As far as systems goes, this is the one that seems the most sensible and I'm glad I won't have to upload a photo of my ID to a random website, something I'll never do regardless.
indirection | 3 hours ago
Discord can accept credit cards, at least in the US, because they are only given to people over 18.
sparkle | 3 hours ago
In the US a parent/guardian can add a minor to an account and they can have a credit card issued in the minor's name (since it's technically illegal to use a card not in your name). I imagine there are also provisions for emancipated minors. To a vendor, the minor appears as a valid credit card holder. A vendor would be unaware who is the primary account holder.
You can also open a bank account in most (all?) states at 16 with parental/guardian approval and be issued a debit card. Debit cards do appear as debit and not credit to a vendor, but they wouldn't be able to determine the age.

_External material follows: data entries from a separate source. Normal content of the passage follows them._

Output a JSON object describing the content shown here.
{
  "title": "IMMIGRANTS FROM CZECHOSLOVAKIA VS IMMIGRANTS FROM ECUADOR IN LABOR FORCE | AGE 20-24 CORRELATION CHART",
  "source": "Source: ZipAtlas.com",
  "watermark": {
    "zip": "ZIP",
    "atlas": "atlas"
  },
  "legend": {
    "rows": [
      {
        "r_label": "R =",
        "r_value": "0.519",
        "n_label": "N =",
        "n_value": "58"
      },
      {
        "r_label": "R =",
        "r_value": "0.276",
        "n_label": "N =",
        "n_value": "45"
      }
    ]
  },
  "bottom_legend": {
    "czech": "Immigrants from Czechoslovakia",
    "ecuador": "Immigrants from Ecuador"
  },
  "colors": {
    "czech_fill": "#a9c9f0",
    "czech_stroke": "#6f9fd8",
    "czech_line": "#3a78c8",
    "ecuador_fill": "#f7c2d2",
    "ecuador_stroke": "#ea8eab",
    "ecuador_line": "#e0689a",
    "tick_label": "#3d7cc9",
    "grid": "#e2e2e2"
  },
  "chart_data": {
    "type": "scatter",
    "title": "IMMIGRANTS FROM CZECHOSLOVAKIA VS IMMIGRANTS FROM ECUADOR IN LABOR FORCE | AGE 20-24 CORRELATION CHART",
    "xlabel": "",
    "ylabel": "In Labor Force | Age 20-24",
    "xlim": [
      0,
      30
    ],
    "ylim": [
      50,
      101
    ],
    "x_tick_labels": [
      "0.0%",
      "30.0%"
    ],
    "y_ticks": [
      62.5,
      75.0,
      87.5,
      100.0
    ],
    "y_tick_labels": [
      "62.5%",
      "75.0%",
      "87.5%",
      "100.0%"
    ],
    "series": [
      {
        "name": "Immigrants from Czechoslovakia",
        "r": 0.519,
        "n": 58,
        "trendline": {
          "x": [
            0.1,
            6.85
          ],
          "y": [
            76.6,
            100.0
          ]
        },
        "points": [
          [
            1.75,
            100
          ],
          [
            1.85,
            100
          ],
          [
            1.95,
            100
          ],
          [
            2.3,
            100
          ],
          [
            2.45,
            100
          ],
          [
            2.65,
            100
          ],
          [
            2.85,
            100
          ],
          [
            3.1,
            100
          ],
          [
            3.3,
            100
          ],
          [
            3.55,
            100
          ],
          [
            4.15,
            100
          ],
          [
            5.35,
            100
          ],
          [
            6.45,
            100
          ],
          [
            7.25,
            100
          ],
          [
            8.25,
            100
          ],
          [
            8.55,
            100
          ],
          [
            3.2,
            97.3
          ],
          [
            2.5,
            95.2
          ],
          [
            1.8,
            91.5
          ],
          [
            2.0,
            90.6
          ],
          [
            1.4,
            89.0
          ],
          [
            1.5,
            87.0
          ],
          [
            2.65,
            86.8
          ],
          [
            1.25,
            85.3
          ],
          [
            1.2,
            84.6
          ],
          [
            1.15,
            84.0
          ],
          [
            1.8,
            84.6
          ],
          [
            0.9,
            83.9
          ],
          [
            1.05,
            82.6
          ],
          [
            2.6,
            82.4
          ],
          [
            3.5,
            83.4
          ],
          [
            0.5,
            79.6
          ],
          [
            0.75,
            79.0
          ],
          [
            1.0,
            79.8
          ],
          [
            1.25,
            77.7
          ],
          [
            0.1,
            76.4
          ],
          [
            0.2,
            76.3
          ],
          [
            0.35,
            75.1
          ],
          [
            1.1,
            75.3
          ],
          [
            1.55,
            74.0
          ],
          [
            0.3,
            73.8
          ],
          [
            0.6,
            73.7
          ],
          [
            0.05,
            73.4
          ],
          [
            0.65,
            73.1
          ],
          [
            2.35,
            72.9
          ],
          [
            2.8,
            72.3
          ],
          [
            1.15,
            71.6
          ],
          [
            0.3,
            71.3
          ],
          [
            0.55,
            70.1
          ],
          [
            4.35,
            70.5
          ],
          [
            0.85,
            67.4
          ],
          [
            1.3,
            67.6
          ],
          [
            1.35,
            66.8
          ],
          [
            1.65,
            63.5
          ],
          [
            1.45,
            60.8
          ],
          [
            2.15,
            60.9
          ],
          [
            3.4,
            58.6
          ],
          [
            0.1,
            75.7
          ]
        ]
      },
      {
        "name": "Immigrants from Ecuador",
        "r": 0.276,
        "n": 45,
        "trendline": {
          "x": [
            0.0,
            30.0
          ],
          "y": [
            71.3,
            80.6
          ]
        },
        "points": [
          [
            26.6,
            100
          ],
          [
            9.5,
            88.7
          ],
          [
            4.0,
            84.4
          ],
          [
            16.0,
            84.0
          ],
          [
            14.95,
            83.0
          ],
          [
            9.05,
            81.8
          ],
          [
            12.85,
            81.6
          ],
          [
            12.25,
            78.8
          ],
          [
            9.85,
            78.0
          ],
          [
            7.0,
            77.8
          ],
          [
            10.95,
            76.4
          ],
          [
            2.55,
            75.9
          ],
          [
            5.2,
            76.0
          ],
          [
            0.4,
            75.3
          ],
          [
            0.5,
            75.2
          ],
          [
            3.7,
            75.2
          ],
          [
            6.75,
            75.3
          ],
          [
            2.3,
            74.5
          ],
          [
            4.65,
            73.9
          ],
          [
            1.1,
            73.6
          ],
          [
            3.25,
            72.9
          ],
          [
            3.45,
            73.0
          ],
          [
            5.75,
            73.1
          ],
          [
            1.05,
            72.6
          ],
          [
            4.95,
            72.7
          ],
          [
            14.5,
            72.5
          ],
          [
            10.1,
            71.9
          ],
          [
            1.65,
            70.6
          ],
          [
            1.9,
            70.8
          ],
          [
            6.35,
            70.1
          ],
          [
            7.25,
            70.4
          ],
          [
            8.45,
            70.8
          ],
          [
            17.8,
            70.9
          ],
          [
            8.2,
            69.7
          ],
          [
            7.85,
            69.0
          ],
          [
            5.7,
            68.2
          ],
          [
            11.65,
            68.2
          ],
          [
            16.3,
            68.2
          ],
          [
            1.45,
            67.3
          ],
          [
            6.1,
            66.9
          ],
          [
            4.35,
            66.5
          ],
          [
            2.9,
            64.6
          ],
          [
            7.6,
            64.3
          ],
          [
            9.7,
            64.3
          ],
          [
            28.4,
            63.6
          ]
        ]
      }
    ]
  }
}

Things might have changed in the 20+ years since I was that age with a credit card and debit card though.
redwall_hp | 2 hours ago
Many adults also may not be able to get credit cards if they have bad credit. It also still has the same issue of de-anonymization, which is the real point of all of this: monitoring and control of speech for fascist ends.
This was never a problem that needed solving, merely a manufactured hysteria to ram though tools for controlling the public and further shaping public discourse.
tomf | 3 hours ago
discord can take CCs but not every adult has one. balooga's method really would solve the problem. It also takes the auth away from visa's near monopoly.
stu2b50 | 3 hours ago
It depends on the specific law whether or not that works. The UK’s OSA allows credit card existence as verification, but the laws from US states do not.
Eji1700 | 3 hours ago
I basically agree with everything else said, my only thought is maybe they missed a tech deadline as well and had to push anyways.
Slystuff | 38 minutes ago
This feature should also go a long way to help manage servers without age gating channels.